Lafarge goes extra mile in road safety measure.
- 24 December 2010
- Company & Industry News
Lafarge is leading the way in road safety by fitting front blind spot mirrors to its haulage fleet.
UK legislation requires all new vehicles to have these mirrors, designed to allow drivers to see below them right at the front of the truck.
While there is no legal requirement to have older models retrofitted, transport bosses at Lafarge Aggregates & Concrete UK decided the move made sense from a safety perspective.
Around 250 aggregate and asphalt trucks were retrofitted, with Lafarge liaising closely with hauliers to ensure a speedy and efficient turnaround.
Tony Plant, Lafarge Fleet Operations Manager, said:
"The process went really well and everyone bought into the idea because it is a step forward in terms of road safety.
"There have been issues in the past where accidents have occurred with pedestrians stepping out in front of a truck and the driver not being able to see them.
"This mirror eliminates that blind spot."
The company, which has its head office in Syston, Leicestershire, is proud of its commitment to health and safety and is the only building materials supplier to have called for a retrofit.
It is also the only firm to carry out regular, in-depth face-to-face induction meetings with its sub-contract hauliers to review performance, raise health and safety awareness, consider training and competencies and measure standards.
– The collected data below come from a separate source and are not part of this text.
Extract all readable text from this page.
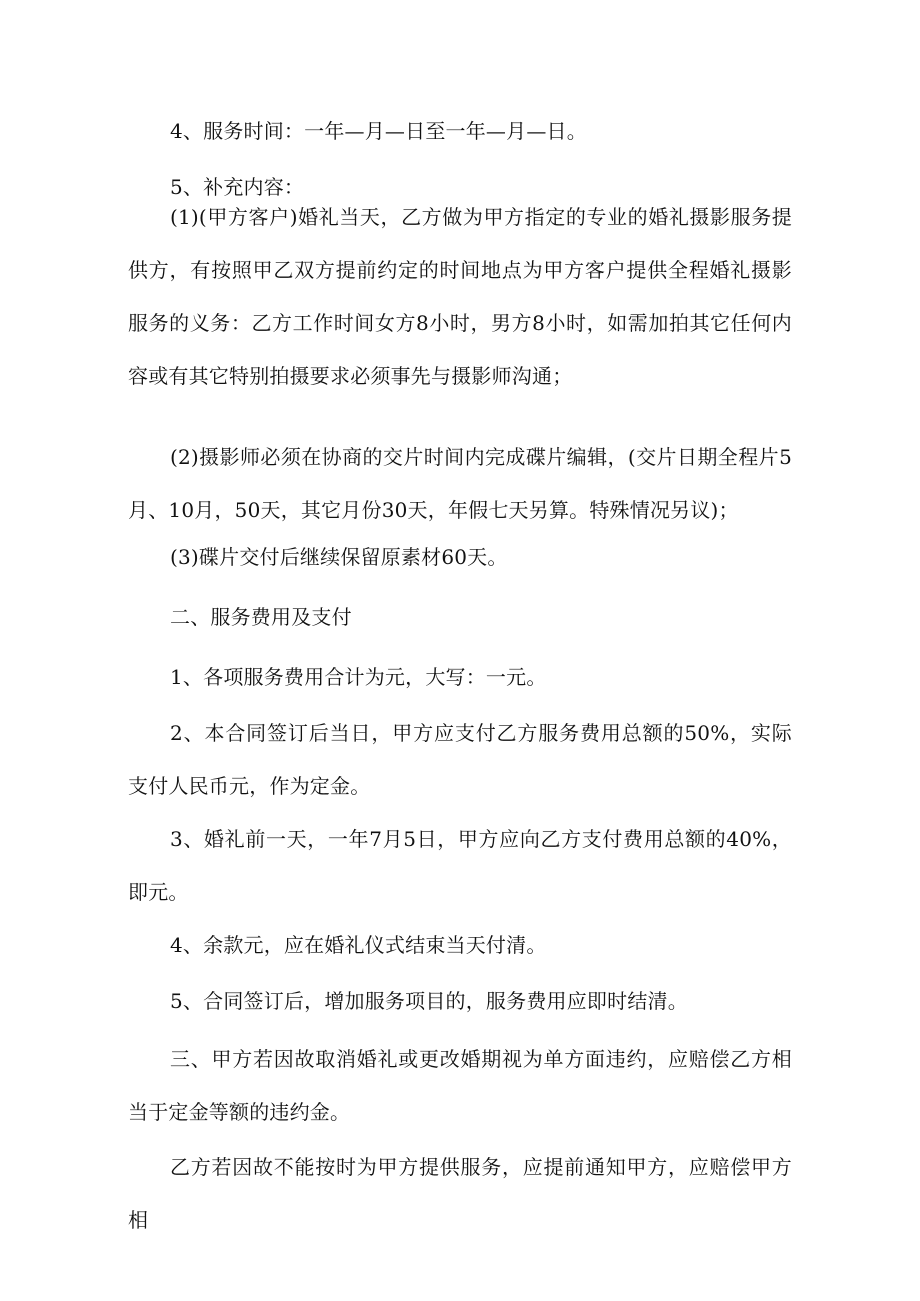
4、服务时间：一年—月—日至一年—月—日。

5、补充内容：

(1)(甲方客户)婚礼当天，乙方做为甲方指定的专业的婚礼摄影服务提供方，有按照甲乙双方提前约定的时间地点为甲方客户提供全程婚礼摄影服务的义务：乙方工作时间女方8小时，男方8小时，如需加拍其它任何内容或有其它特别拍摄要求必须事先与摄影师沟通；

(2)摄影师必须在协商的交片时间内完成碟片编辑，(交片日期全程片5月、10月，50天，其它月份30天，年假七天另算。特殊情况另议)；

(3)碟片交付后继续保留原素材60天。

二、服务费用及支付

1、各项服务费用合计为元，大写：一元。

2、本合同签订后当日，甲方应支付乙方服务费用总额的50%，实际支付人民币元，作为定金。

3、婚礼前一天，一年7月5日，甲方应向乙方支付费用总额的40%，即元。

4、余款元，应在婚礼仪式结束当天付清。

5、合同签订后，增加服务项目的，服务费用应即时结清。

三、甲方若因故取消婚礼或更改婚期视为单方面违约，应赔偿乙方相当于定金等额的违约金。

乙方若因故不能按时为甲方提供服务，应提前通知甲方，应赔偿甲方相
Each haulier receives a score, from one to five, with a minimum of three required to operate for Lafarge.
They also receive an improvement plan highlighting areas which need work.
"It is all about raising awareness and raising standards. And if there are areas where hauliers fall short we try and help them improve by offering advice and guidance.
"The inductions really laid the groundwork for our mirror retrofit campaign as we were focusing on the benefits from a road safety point of view.
"And I have to commend all our hauliers because they were all positive about the move and ensured their trucks were adapted within our timeframe."
Dave Hull, owner-driver at DMH Transport, was one of the hauliers who took part in the retrofit.
"The new mirror is good because now you can see down directly in front of the truck. Previously you wouldn't have been able to see that area unless you stood up in the cab and leaned over.
"It's a major benefit for us drivers because there are instances where pedestrians cross in front of you.
"It's made a big difference to our overall visibility range and I think the retrofit was a very good idea. I was happy to take part."